It's the final Michel Platini and the World Cup organizers have been yearning for.
Host France has made it to the World Cup final for the first time, and waiting there is defending champion Brazil.The Brazilians, the most exciting team in the world, play as if they have a divine right to a fifth title.
The French dream of winning it for the first time in front of their own fans - no host has made it this far since 1978.
One is sure to get their way.
On Sunday, before 80,000 spectators at the gleaming Stade de France, Ronaldo, Bebeto, Rivaldo, Denilson and Roberto Carlos will attack possibly the strongest defense in the 32-team field.
Except that the French back four will be a little weaker because Laurent Blanc is missing. The stylish and dependable defender is out of Sunday's final because he was ejected from Wednesday's 2-1 semifinal victory over Croatia for pushing Slaven Bilic in the face.
It's a big loss for the French. The Blanc-Marcel Desailly partnership has protected goalkeeper Fabien Barthez so well that he has yielded only two goals in six games.
Frank Leboeuf likely will replace Blanc on the French defense and face up to the formidable Brazilians, who still haven't really caught fire in the championship.
Although Ronaldo, Bebeto, Rivaldo and Cesar Sampaio have scored 13 goals among them, they have not been as bewildering as everyone expected.
Roberto Carlos has struggled to find the target with his trademark long-range free kicks and Denilson, the substitute who tries to dance around defenders with his fancy footwork, has left his teammates frustrated by holding onto the ball too long.
But this is the time for the Brazilians to show why they are the world's best. Mario Zagallo's men are odds-on to win a fifth title. But there have even been rumblings that they're not playing the traditional way.
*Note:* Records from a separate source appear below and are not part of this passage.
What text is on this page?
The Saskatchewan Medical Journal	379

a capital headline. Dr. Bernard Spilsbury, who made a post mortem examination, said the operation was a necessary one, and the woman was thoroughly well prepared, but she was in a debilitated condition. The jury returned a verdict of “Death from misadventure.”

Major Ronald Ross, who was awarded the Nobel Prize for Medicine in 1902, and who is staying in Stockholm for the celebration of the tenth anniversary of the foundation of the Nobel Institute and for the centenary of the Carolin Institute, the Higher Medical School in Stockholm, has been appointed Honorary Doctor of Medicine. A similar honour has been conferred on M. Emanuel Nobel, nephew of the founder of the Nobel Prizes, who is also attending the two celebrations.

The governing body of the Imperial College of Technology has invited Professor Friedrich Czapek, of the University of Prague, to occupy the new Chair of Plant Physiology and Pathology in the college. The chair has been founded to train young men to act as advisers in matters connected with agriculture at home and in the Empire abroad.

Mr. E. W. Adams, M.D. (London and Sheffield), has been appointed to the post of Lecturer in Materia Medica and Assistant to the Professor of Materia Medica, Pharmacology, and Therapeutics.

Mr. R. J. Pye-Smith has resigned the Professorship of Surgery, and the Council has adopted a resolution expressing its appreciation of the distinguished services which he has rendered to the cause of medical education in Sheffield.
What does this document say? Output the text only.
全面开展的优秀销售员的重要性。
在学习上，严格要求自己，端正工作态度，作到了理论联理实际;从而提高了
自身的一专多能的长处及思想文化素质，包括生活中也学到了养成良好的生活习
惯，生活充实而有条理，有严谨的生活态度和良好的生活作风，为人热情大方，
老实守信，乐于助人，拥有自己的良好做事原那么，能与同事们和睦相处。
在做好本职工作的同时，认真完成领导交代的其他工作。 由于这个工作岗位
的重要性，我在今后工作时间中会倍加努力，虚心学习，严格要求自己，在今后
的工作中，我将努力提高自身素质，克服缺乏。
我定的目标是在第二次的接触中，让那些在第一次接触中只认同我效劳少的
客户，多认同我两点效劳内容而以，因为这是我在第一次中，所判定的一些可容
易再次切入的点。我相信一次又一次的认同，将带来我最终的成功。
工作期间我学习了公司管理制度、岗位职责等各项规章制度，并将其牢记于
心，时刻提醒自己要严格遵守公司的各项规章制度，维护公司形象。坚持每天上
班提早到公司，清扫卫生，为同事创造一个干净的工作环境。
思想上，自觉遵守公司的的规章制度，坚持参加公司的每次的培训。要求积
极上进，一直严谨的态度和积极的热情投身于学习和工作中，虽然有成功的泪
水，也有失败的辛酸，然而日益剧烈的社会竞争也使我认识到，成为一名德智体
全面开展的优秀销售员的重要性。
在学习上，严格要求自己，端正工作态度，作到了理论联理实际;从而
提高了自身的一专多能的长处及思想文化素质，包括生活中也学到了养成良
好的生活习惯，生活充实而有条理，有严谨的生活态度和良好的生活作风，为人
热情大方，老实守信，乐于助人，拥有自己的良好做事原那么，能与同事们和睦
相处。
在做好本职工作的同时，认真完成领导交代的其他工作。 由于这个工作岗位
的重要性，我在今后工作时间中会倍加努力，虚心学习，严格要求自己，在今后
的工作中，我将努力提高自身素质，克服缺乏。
The critics say Brazil is sacrificing its flamboyant, fan-pleasing style of slick passing, long-range swerving shots and mesmerizing dribbles for a more practical European style of closing down the opposition and relying on breaks from deep positions.
Cafu will return to the right side of the Brazilian defense in place of the inexperienced Ze Carlos to add speed and guile to the attack and stability to a back four that has looked shaky at times.
Dunga and Cesar Sampaio have been solid in midfield and will allow the creative players to wreak havoc in the French penalty area.
They also will do battle with the gifted French midfielders: hard-working and efficient Didier Deschamps, smooth running and ever-accurate Emmanuel Petit; and one of the best playmakers in soccer, Zinedine Zidane.
Zidane holds the key to unlocking the Brazilians. He will run at the heart of the defense and open up spaces for his teammates to shoot at Claudio Taffarel, who was the hero of the shootout victory over the Netherlands.